— Libyans like to say their country will one day be seen as “Dubai on the Mediterranean” -- rich, successful and advanced. But as their country struggles with a fitful political transition from autocracy to democracy amid storms of militia violence, political squabbling and lawlessness, they are now hearing for the first time talk that Libya could go bankrupt.
That could happen in four years, according to Revenue Watch Institute, a New York-based think tank.
In a study by its economic analyst, Andrew Bauer, a former member of Canada’s G7 and G20 delegations, Libya has all the oil resources it needs to become the richest country per capita in North Africa but “if current trends continue, the nation of 6.5 million may well go bankrupt by 2018.”
Libyan government officials scrambled to dismiss the forecast but just a few days ago, the deputy governor of the Central Bank of Libya, Ali Salem, warned that Libya’s overdependence on oil “could become a nightmare.” Directly addressing the hopes of Libyans of an Emirate-style future, he cautioned at a seminar in Tripoli that Dubai’s enormous wealth comes not just from oil, but is generated by a diversified economy.
Because of economic policies pursued during the 42 years of Col. Moammar Gadhafi’s dictatorship, Libya lacks a diversified economy and has only a fledgling private sector. Half of all of those in the labor force are on the government payroll.
Bauer says the biggest immediate problem is a drastic fall in government revenues because of a months-long oil blockade by federalist militias who want semi-autonomy for eastern Libya. “Since the start of a series of blockades at oil fields and ports
, revenues from oil, which represent over 90 percent of all government revenues, have plummeted.” Oil exports are now less than 10 percent of what they were before the blockade began last July.
As result the government’s budget deficit will exceed $4 billion in 2013 and more this year, if the blockade is not lifted soon, he says. On top of that government spending is rising rapidly with a 20 percent across-the-board salary hike for the country’s 950,000 government workers and large increases in family allowances and food and housing subsidies.
In addition, the government has been paying salaries to 200,000 people who registered as veterans of the uprising that toppled Gadhafi, despite the fact that most analysts believe the actual rebel fighting force was made up of no more than 25,000.
Much of the increased spending is a bid to buy peace, admits Mohammad Saad, a member of Libya’s General National Congress. “The problem is that people think that as we have money we can do and buy anything – that’s okay for an individual but not for a government,” he says.

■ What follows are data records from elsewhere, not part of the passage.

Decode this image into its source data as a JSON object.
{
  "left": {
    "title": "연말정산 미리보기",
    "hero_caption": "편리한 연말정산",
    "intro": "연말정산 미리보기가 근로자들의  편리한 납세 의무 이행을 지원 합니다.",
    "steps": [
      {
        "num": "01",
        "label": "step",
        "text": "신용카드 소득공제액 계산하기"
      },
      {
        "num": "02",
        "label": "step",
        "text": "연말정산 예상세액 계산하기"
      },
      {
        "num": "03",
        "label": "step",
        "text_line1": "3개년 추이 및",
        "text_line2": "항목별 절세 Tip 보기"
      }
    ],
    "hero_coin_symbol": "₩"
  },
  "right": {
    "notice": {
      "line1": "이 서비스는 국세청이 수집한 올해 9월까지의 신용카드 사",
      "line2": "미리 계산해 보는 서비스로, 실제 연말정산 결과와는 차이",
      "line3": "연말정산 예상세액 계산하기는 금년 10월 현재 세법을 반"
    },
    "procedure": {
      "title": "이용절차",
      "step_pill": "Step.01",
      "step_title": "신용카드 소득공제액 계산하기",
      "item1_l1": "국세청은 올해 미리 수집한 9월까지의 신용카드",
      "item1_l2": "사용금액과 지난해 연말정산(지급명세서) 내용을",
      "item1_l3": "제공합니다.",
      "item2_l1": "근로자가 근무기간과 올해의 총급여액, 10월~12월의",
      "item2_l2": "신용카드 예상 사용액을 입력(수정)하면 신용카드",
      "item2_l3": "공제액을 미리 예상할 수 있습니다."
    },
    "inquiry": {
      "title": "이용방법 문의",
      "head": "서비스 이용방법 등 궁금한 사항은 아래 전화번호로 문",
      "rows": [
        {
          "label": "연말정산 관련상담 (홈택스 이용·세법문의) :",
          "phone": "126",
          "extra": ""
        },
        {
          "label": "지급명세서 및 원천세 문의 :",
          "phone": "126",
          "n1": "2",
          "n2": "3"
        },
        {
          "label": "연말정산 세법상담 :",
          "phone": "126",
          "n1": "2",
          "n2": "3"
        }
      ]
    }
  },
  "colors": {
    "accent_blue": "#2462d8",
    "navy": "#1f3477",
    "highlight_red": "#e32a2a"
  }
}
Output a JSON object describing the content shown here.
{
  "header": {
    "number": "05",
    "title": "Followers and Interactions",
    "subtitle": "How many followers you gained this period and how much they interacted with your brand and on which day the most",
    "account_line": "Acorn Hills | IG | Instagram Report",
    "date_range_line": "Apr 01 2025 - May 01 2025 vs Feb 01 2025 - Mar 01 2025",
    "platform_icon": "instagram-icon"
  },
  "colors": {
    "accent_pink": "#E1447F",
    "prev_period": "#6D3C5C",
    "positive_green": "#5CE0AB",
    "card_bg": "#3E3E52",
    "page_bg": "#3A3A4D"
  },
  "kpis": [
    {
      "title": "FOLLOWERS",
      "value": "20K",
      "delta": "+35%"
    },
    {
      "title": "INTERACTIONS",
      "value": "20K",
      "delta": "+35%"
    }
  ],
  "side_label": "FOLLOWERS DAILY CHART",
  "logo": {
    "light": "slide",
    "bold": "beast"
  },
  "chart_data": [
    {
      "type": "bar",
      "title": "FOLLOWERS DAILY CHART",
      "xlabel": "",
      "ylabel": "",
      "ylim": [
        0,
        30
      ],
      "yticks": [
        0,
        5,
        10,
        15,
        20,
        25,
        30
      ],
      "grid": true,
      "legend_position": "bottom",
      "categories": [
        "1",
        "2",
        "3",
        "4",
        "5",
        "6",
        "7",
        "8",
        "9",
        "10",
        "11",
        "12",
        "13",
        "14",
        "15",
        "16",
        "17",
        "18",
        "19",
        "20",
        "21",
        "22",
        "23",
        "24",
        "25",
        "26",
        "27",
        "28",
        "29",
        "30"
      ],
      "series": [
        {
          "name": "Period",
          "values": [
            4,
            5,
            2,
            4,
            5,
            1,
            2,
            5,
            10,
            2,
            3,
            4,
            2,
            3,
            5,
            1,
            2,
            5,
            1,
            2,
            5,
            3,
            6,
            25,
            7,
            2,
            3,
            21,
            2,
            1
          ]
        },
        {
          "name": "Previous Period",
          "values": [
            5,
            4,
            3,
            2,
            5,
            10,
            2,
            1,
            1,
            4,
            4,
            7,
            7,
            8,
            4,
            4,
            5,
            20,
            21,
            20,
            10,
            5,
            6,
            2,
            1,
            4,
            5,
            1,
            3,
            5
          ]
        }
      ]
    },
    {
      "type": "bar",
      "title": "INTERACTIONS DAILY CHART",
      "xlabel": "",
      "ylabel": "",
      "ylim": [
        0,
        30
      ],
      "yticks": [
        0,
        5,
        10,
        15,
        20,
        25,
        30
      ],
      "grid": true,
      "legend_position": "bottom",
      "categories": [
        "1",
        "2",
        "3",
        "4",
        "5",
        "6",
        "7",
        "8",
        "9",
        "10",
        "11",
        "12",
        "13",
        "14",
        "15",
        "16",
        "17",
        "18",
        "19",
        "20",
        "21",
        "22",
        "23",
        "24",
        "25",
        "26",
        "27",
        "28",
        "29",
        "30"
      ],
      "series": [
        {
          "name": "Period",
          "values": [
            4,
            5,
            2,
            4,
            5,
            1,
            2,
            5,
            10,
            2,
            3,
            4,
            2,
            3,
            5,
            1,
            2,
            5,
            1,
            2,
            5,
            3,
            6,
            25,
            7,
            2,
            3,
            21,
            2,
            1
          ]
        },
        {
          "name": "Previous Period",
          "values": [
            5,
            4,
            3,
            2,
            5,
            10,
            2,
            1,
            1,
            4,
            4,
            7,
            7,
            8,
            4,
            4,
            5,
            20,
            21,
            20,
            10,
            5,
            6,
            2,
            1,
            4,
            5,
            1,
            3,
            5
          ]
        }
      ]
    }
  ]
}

Saad, like Bauer, worries that there has been little productive and capital spending on the country’s neglected and shoddy road system and infrastructure, on hospitals and schools – all things that help long-term growth and assist in economic diversification. Just 11-percent of government expenditure last year was dedicated to capital expenditure.
Bauer says, “Libya could be in big trouble soon.” And that could happen despite the fact the government is sitting on almost $200 billion – $120 billion in foreign reserves and $65 billion in Libya’s sovereign wealth fund. But at the rate Libya is spending “the country could go bankrupt within four years.”
It is all a far cry from the picture in 2012. After contracting by almost 60 percent in 2011, the year of the uprising, the economy grew by 120 percent in 2012, thanks to oil output returning almost to where it was before the rebellion erupted. The International Monetary Fund
forecast a 16 percent growth rate for 2013 and the same for every year until 2018.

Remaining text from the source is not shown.